Commodity supplies could dry up as climate changes

Europe’s food industry could face supply shortages and higher prices if climate change increases droughts in countries that produce key commodities like soy, palm oil and cocoa.

The Water Footprint Network has estimated that the EU uses around 668 km3 of water for all of the goods it produces, consumes and exports every year – and 38% of this “water demand” lies outside its borders in imported goods.

In the near term, imports of soybeans, rice, sugar cane, almonds, pistachios and grapes are most likely to be affected because they come from areas that currently have significant or severe levels of water scarcity, the researchers concluded.

The availability of soybeans is a particular concern, said co-author Ertug Ercin. “The highest risk that the European meat and dairy sector will face due to climate change and weather extremes lies outside its borders,” he explained. “This is because it is highly dependent on soybean imports from locations that are vulnerable to water scarcity and drought.”

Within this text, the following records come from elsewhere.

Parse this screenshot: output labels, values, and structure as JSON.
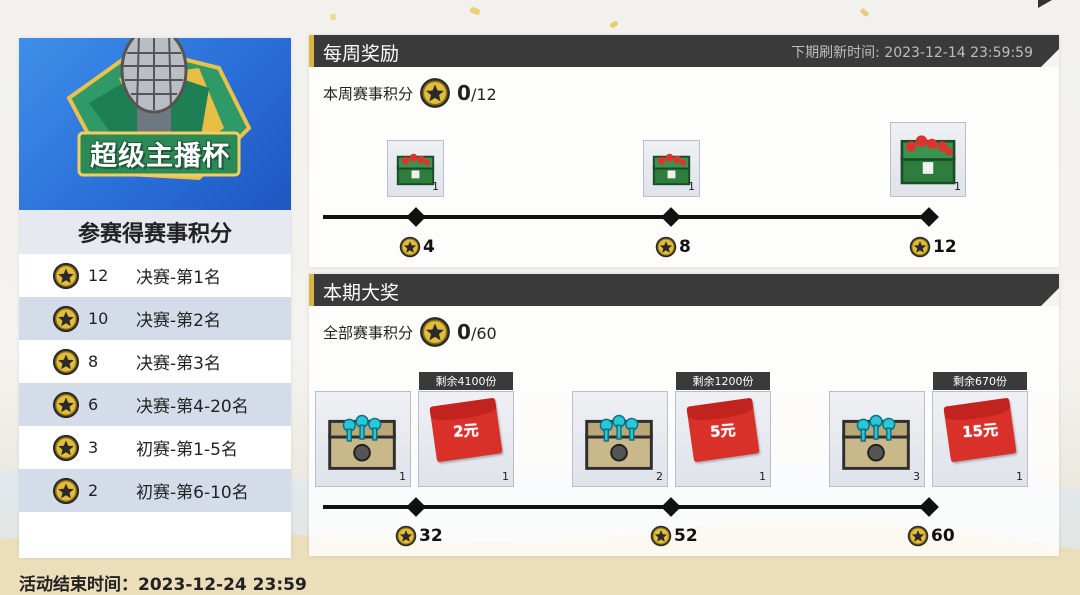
{
  "event": {
    "logo_text": "超级主播杯",
    "end_time_label": "活动结束时间：",
    "end_time": "2023-12-24 23:59"
  },
  "points_table": {
    "header": "参赛得赛事积分",
    "rows": [
      {
        "points": "12",
        "desc": "决赛-第1名"
      },
      {
        "points": "10",
        "desc": "决赛-第2名"
      },
      {
        "points": "8",
        "desc": "决赛-第3名"
      },
      {
        "points": "6",
        "desc": "决赛-第4-20名"
      },
      {
        "points": "3",
        "desc": "初赛-第1-5名"
      },
      {
        "points": "2",
        "desc": "初赛-第6-10名"
      }
    ]
  },
  "weekly": {
    "title": "每周奖励",
    "refresh_label": "下期刷新时间: 2023-12-14 23:59:59",
    "score_label": "本周赛事积分",
    "score_current": "0",
    "score_total": "/12",
    "rewards": [
      {
        "icon": "red-chest-icon",
        "qty": "1",
        "milestone": "4"
      },
      {
        "icon": "red-chest-icon",
        "qty": "1",
        "milestone": "8"
      },
      {
        "icon": "large-red-chest-icon",
        "qty": "1",
        "milestone": "12"
      }
    ]
  },
  "grand": {
    "title": "本期大奖",
    "score_label": "全部赛事积分",
    "score_current": "0",
    "score_total": "/60",
    "rewards": [
      {
        "chest_icon": "key-chest-icon",
        "chest_qty": "1",
        "remaining": "剩余4100份",
        "envelope_value": "2元",
        "envelope_qty": "1",
        "milestone": "32"
      },
      {
        "chest_icon": "key-chest-icon",
        "chest_qty": "2",
        "remaining": "剩余1200份",
        "envelope_value": "5元",
        "envelope_qty": "1",
        "milestone": "52"
      },
      {
        "chest_icon": "key-chest-icon",
        "chest_qty": "3",
        "remaining": "剩余670份",
        "envelope_value": "15元",
        "envelope_qty": "1",
        "milestone": "60"
      }
    ]
  },
  "colors": {
    "accent_gold": "#d8b642",
    "header_dark": "#3a3a3a",
    "banner_blue": "#2a6fd8",
    "envelope_red": "#d9302a"
  }
}
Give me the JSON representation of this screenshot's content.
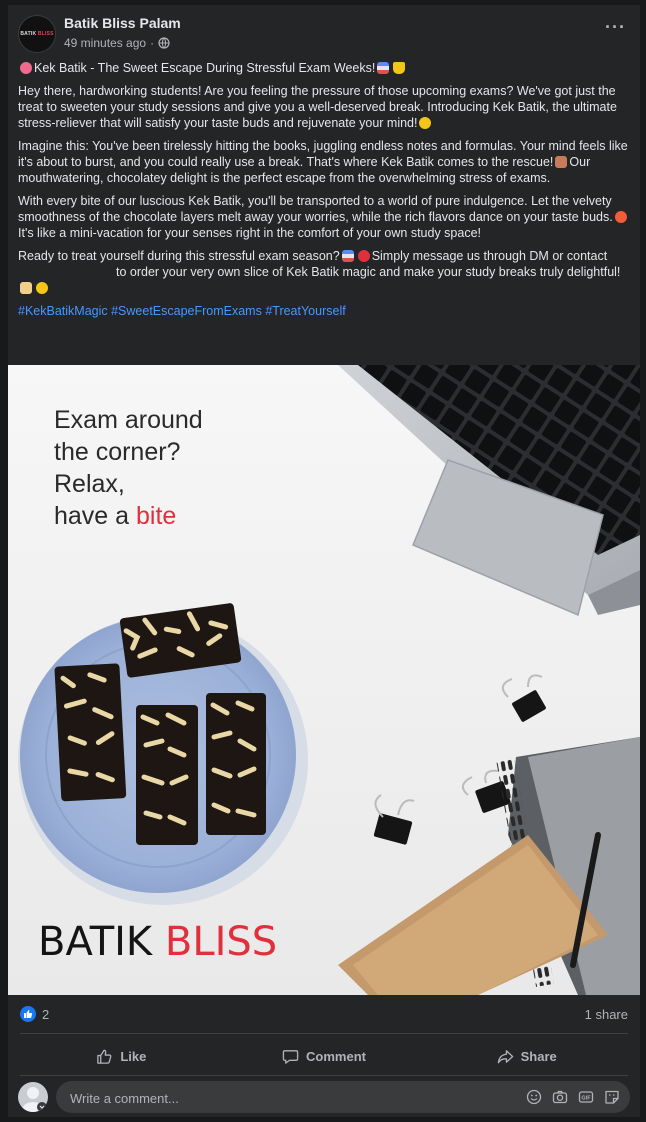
{
  "post": {
    "page_name": "Batik Bliss Palam",
    "avatar_text_a": "BATIK",
    "avatar_text_b": "BLISS",
    "time": "49 minutes ago",
    "more": "···",
    "title": "Kek Batik - The Sweet Escape During Stressful Exam Weeks!",
    "p1": "Hey there, hardworking students! Are you feeling the pressure of those upcoming exams? We've got just the treat to sweeten your study sessions and give you a well-deserved break. Introducing Kek Batik, the ultimate stress-reliever that will satisfy your taste buds and rejuvenate your mind!",
    "p2a": "Imagine this: You've been tirelessly hitting the books, juggling endless notes and formulas. Your mind feels like it's about to burst, and you could really use a break. That's where Kek Batik comes to the rescue!",
    "p2b": "Our mouthwatering, chocolatey delight is the perfect escape from the overwhelming stress of exams.",
    "p3a": "With every bite of our luscious Kek Batik, you'll be transported to a world of pure indulgence. Let the velvety smoothness of the chocolate layers melt away your worries, while the rich flavors dance on your taste buds.",
    "p3b": "It's like a mini-vacation for your senses right in the comfort of your own study space!",
    "p4a": "Ready to treat yourself during this stressful exam season?",
    "p4b": "Simply message us through DM or contact",
    "p4c": "to order your very own slice of Kek Batik magic and make your study breaks truly delightful!",
    "hashtags": "#KekBatikMagic #SweetEscapeFromExams #TreatYourself"
  },
  "image": {
    "headline_1": "Exam around",
    "headline_2": "the corner?",
    "headline_3": "Relax,",
    "headline_4a": "have a ",
    "headline_4b": "bite",
    "brand_a": "BATIK ",
    "brand_b": "BLISS",
    "accent_color": "#e0303b"
  },
  "stats": {
    "likes": "2",
    "shares": "1 share"
  },
  "actions": {
    "like": "Like",
    "comment": "Comment",
    "share": "Share"
  },
  "comment": {
    "placeholder": "Write a comment..."
  }
}
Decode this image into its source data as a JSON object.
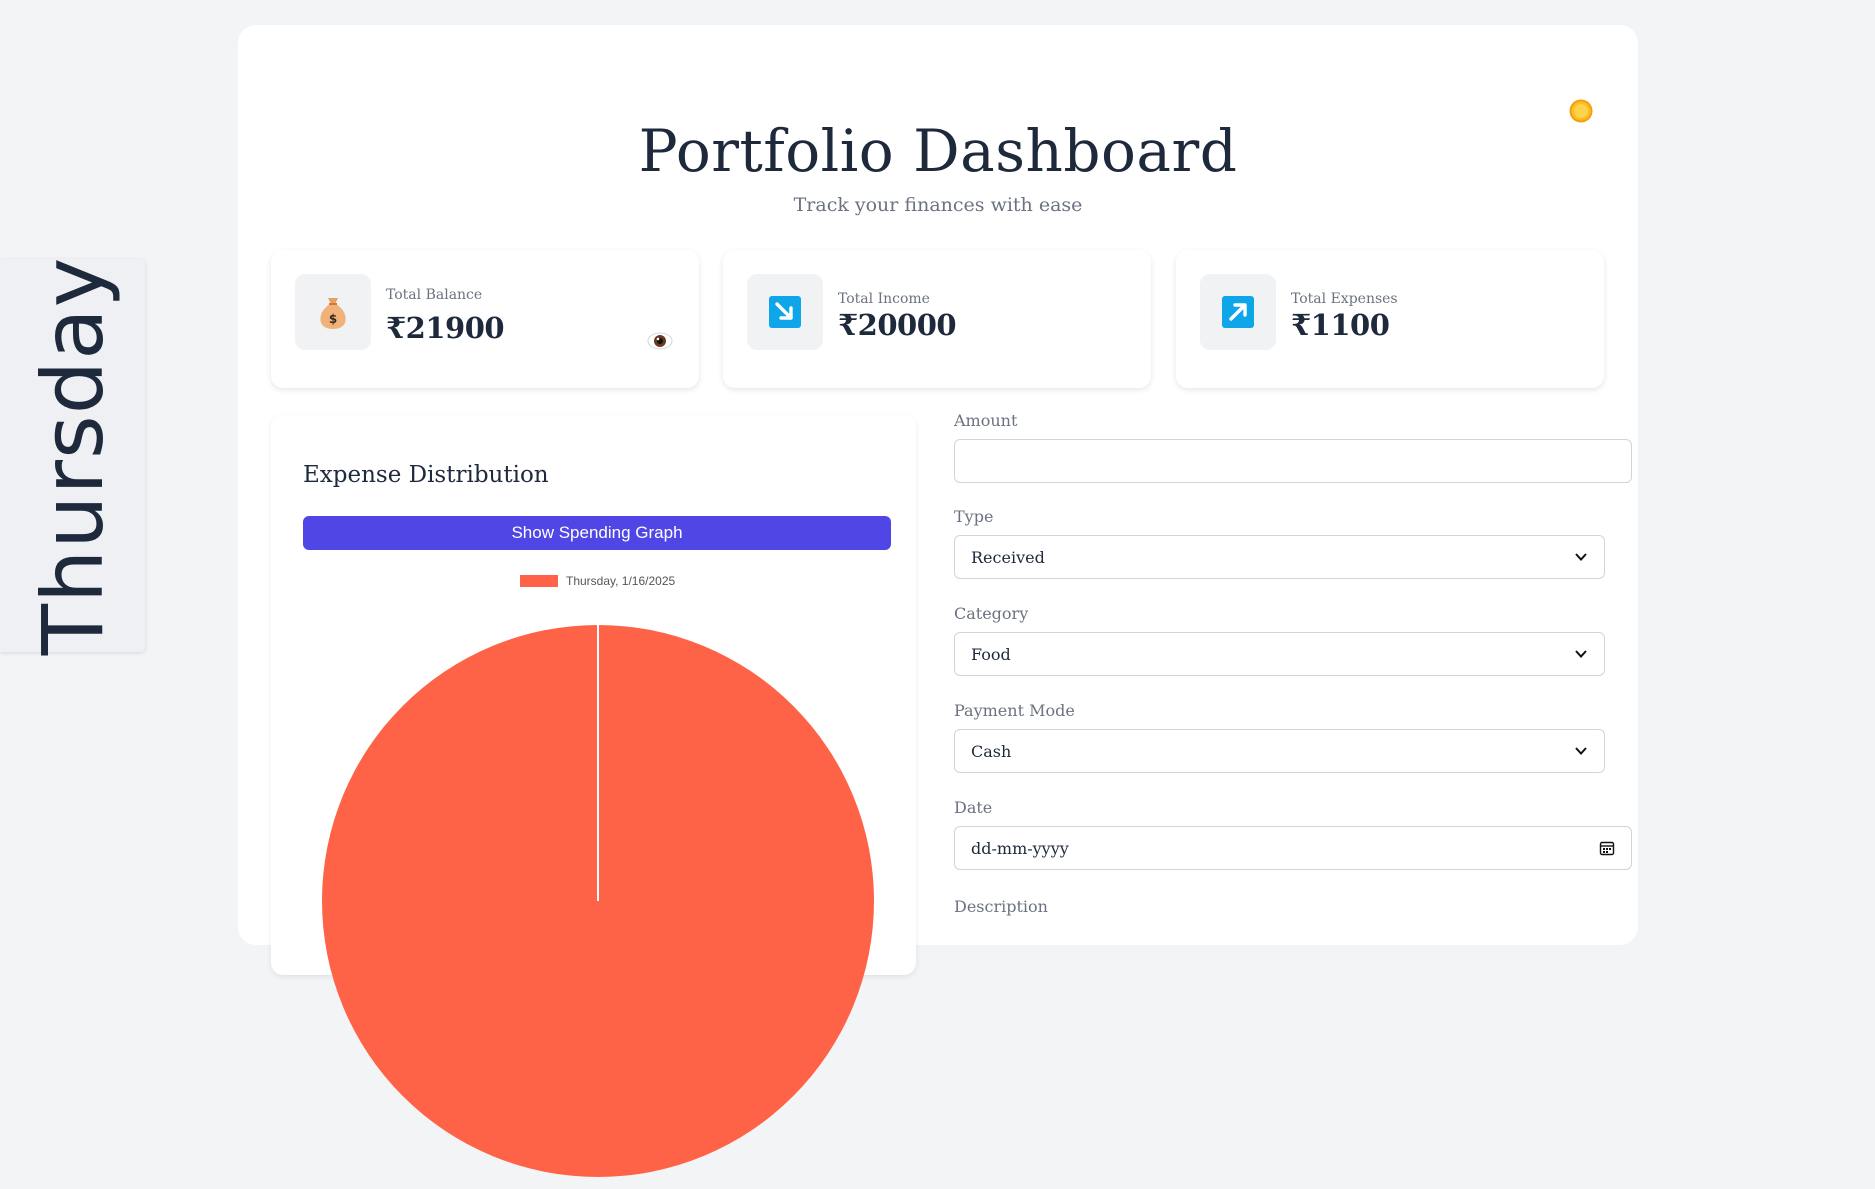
{
  "day_tab": {
    "label": "Thursday"
  },
  "header": {
    "title": "Portfolio Dashboard",
    "subtitle": "Track your finances with ease",
    "theme_icon": "sun-icon"
  },
  "stats": [
    {
      "label": "Total Balance",
      "value": "₹21900",
      "icon": "money-bag-icon"
    },
    {
      "label": "Total Income",
      "value": "₹20000",
      "icon": "arrow-down-right-icon",
      "accent": "#0ea5e9"
    },
    {
      "label": "Total Expenses",
      "value": "₹1100",
      "icon": "arrow-up-right-icon",
      "accent": "#0ea5e9"
    }
  ],
  "expense": {
    "title": "Expense Distribution",
    "graph_button": "Show Spending Graph",
    "chart_data": {
      "type": "pie",
      "categories": [
        "Thursday, 1/16/2025"
      ],
      "values": [
        100
      ],
      "colors": [
        "#ff6347"
      ],
      "legend_position": "top"
    }
  },
  "form": {
    "amount": {
      "label": "Amount",
      "value": "",
      "placeholder": ""
    },
    "type": {
      "label": "Type",
      "selected": "Received"
    },
    "category": {
      "label": "Category",
      "selected": "Food"
    },
    "payment_mode": {
      "label": "Payment Mode",
      "selected": "Cash"
    },
    "date": {
      "label": "Date",
      "placeholder": "dd-mm-yyyy"
    },
    "description": {
      "label": "Description"
    }
  },
  "colors": {
    "accent": "#4f46e5",
    "pie": "#ff6347",
    "icon_blue": "#0ea5e9"
  }
}
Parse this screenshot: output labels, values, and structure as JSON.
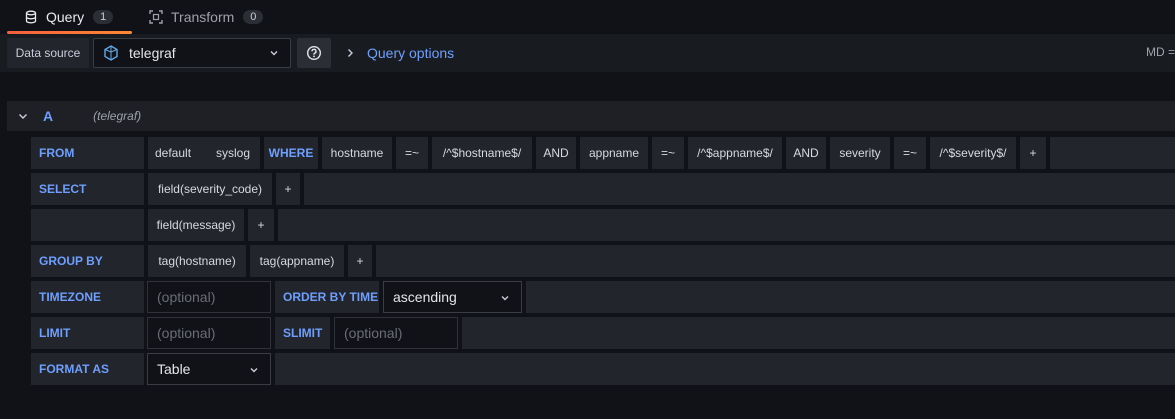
{
  "tabs": [
    {
      "label": "Query",
      "count": "1",
      "icon": "database-icon"
    },
    {
      "label": "Transform",
      "count": "0",
      "icon": "transform-icon"
    }
  ],
  "toolbar": {
    "datasource_label": "Data source",
    "datasource_name": "telegraf",
    "query_options_label": "Query options",
    "md_info": "MD ="
  },
  "query": {
    "ref_id": "A",
    "datasource": "(telegraf)",
    "from": {
      "label": "FROM",
      "policy": "default",
      "measurement": "syslog",
      "where_label": "WHERE",
      "conditions": [
        "hostname",
        "=~",
        "/^$hostname$/",
        "AND",
        "appname",
        "=~",
        "/^$appname$/",
        "AND",
        "severity",
        "=~",
        "/^$severity$/"
      ],
      "add": "+"
    },
    "select": {
      "label": "SELECT",
      "fields": [
        "field(severity_code)",
        "field(message)"
      ],
      "add": "+"
    },
    "group_by": {
      "label": "GROUP BY",
      "tags": [
        "tag(hostname)",
        "tag(appname)"
      ],
      "add": "+"
    },
    "timezone": {
      "label": "TIMEZONE",
      "placeholder": "(optional)"
    },
    "order_by_time": {
      "label": "ORDER BY TIME",
      "value": "ascending"
    },
    "limit": {
      "label": "LIMIT",
      "placeholder": "(optional)"
    },
    "slimit": {
      "label": "SLIMIT",
      "placeholder": "(optional)"
    },
    "format_as": {
      "label": "FORMAT AS",
      "value": "Table"
    }
  },
  "colors": {
    "accent": "#6e9fff",
    "active_tab": "#f55f3e",
    "background": "#111217"
  }
}
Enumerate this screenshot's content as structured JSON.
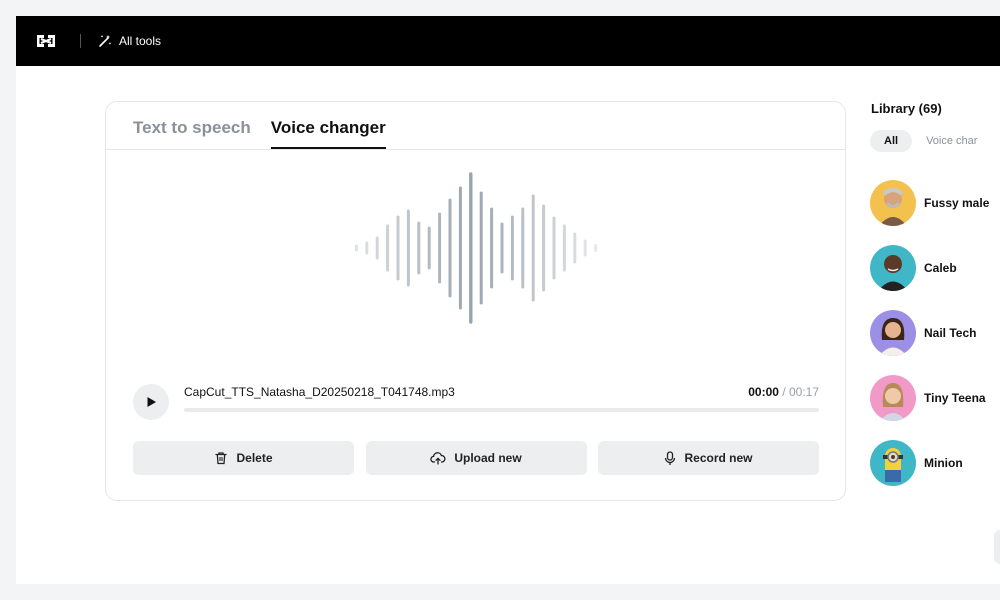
{
  "topbar": {
    "all_tools_label": "All tools"
  },
  "tabs": [
    {
      "label": "Text to speech",
      "active": false
    },
    {
      "label": "Voice changer",
      "active": true
    }
  ],
  "player": {
    "file_name": "CapCut_TTS_Natasha_D20250218_T041748.mp3",
    "current_time": "00:00",
    "separator": "/",
    "duration": "00:17",
    "progress_fraction": 0
  },
  "actions": {
    "delete_label": "Delete",
    "upload_label": "Upload new",
    "record_label": "Record new"
  },
  "library": {
    "title": "Library (69)",
    "filters": [
      {
        "label": "All",
        "active": true
      },
      {
        "label": "Voice char",
        "active": false
      }
    ],
    "voices": [
      {
        "name": "Fussy male",
        "avatar_bg": "#f2c14e"
      },
      {
        "name": "Caleb",
        "avatar_bg": "#3fb7c6"
      },
      {
        "name": "Nail Tech",
        "avatar_bg": "#9b8fe6"
      },
      {
        "name": "Tiny Teena",
        "avatar_bg": "#f29ac7"
      },
      {
        "name": "Minion",
        "avatar_bg": "#3fb7c6"
      }
    ]
  },
  "colors": {
    "topbar": "#000000",
    "button_bg": "#eceef0",
    "wave": "#9aa4ae",
    "inactive_text": "#8a9199"
  },
  "icons": [
    "capcut-logo-icon",
    "magic-wand-icon",
    "play-icon",
    "trash-icon",
    "cloud-upload-icon",
    "microphone-icon"
  ]
}
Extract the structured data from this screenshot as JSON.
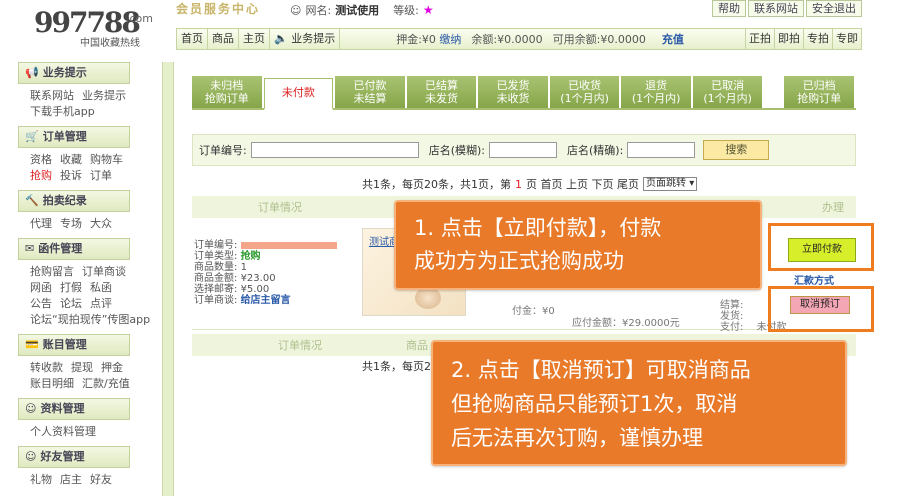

The report, Dependencies of Europe’s economy on other parts of the world in terms of water resources, also warned that “although the immediate risks to the EU economy are due to current water scarcity levels, any disruption to rainfall patterns that occurs in the future due to the effects of climate change in the countries of origin of key crops could have a far greater impact on the EU”.

Firms need to identify hot spots in their chains, where vulnerabilities are high and dependencies are large, Ercin explained. They can then look at improving water productivity and reducing water footprints down their supply chain.